Falar de convenções quando se trata de um produto da indústria pop pode soar exagerado, mas agora, como na frase em que promovia a continuação do filme Os Mercenários, parece que Madonna ressurgiu, e desta vez é pessoal.

A Ciccone vendeu mais de 300 milhões de discos desde que começou sua carreira. É a quarta artista que mais vendeu discos na história e a mulher que comercializou o maior número de álbuns nos Estados Unidos (65,5 milhões). Nos últimos 25 anos, 9,7 milhões de pessoas de todo tipo de orientação sexual, classe social e preocupações foram aos seus shows. Sua última turnê arrecadou mais de 300 milhões de dólares (cerca de 776 milhões de reais), número que ajudou a colocá-la no posto de cantora mais rica do planeta em 2013, segundo a Forbes, com renda de 125 milhões de dólares (323 milhões de reais).

Madonna, em sua viagem ao Malawi em novembro passado.
Madonna, em sua viagem ao Malawi em novembro passado.AFP

Mas Madonna é voraz. Vai lançar mais um disco e é a nova imagem de Versace para a próxima temporada primavera/verão. Nas fotos divulgadas esta semana aparece retocada pelo Photoshop, mas consegue que esse recurso, em vez de se transformar em um truque estético para parecer mais jovem e exuberante, se apresente como uma forma de jogar com a memória coletiva sobre a imagem que se tem dela. Parece engenhoso. E é. Funciona? Parece que sim. Por isso Madonna retorna como já o fez mil vezes, e sempre conseguiu voltar como se nunca tivesse ido.

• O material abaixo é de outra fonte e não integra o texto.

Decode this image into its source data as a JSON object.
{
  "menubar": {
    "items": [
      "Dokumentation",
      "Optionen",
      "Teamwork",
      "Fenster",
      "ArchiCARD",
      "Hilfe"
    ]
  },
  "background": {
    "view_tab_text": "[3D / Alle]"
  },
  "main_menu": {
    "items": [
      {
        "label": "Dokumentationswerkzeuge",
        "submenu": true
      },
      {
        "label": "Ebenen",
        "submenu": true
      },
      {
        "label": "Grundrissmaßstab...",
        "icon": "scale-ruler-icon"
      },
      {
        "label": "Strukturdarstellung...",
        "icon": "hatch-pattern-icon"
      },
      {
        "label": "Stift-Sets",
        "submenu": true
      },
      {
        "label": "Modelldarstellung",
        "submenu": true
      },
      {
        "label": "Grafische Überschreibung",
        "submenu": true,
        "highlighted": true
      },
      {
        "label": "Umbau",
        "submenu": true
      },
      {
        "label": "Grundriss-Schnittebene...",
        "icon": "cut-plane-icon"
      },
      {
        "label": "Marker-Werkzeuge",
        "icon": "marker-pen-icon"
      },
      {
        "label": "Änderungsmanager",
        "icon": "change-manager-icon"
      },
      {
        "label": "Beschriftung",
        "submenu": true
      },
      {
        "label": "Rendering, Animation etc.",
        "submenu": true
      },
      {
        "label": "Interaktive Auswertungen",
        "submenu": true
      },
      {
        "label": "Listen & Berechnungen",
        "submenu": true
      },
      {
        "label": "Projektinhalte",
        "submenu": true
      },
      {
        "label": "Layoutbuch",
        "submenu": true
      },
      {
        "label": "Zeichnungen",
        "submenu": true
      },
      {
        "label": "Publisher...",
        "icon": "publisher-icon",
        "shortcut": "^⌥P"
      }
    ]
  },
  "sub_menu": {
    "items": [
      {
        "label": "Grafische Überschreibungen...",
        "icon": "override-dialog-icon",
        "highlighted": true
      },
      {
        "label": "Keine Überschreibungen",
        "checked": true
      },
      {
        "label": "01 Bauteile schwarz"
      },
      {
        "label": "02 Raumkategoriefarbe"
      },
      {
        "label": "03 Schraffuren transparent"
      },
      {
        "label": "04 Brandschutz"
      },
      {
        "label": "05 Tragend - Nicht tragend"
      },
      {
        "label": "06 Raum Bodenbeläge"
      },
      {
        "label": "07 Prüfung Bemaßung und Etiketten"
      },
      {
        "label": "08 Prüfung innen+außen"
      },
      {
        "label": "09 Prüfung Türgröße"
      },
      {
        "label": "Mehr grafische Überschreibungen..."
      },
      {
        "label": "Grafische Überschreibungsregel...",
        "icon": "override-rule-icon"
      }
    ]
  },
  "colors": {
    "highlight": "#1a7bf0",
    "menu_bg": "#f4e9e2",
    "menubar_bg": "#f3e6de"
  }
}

“Ela é muito mais do que uma cantora. Acredito que isso, além de falar dela como plataforma multimídia, produtiva e digital muito bem-sucedida e inteligente, fala também de um público que compreende que alguma coisa acontece com Madonna: vivemos uma época de transformação e convergência e ela é um grande exponente de tudo isso”, afirma Gabriela Pedranti, coordenadora do curso BA Honours Fashion Marketing and Communication do IED Barcelona. “Talvez nos vejamos refletidos em suas imagens dos últimos 30 anos. Há pouco tempo escutei uma frase divertida, que representa isso: ‘Se o mundo explodisse mas os Simpson ficassem, os extraterrestres entenderiam a história ocidental dos últimos 30 anos’. Acredito que entenderiam muito esses anos se também ficassem registros das diferentes épocas de Madonna”.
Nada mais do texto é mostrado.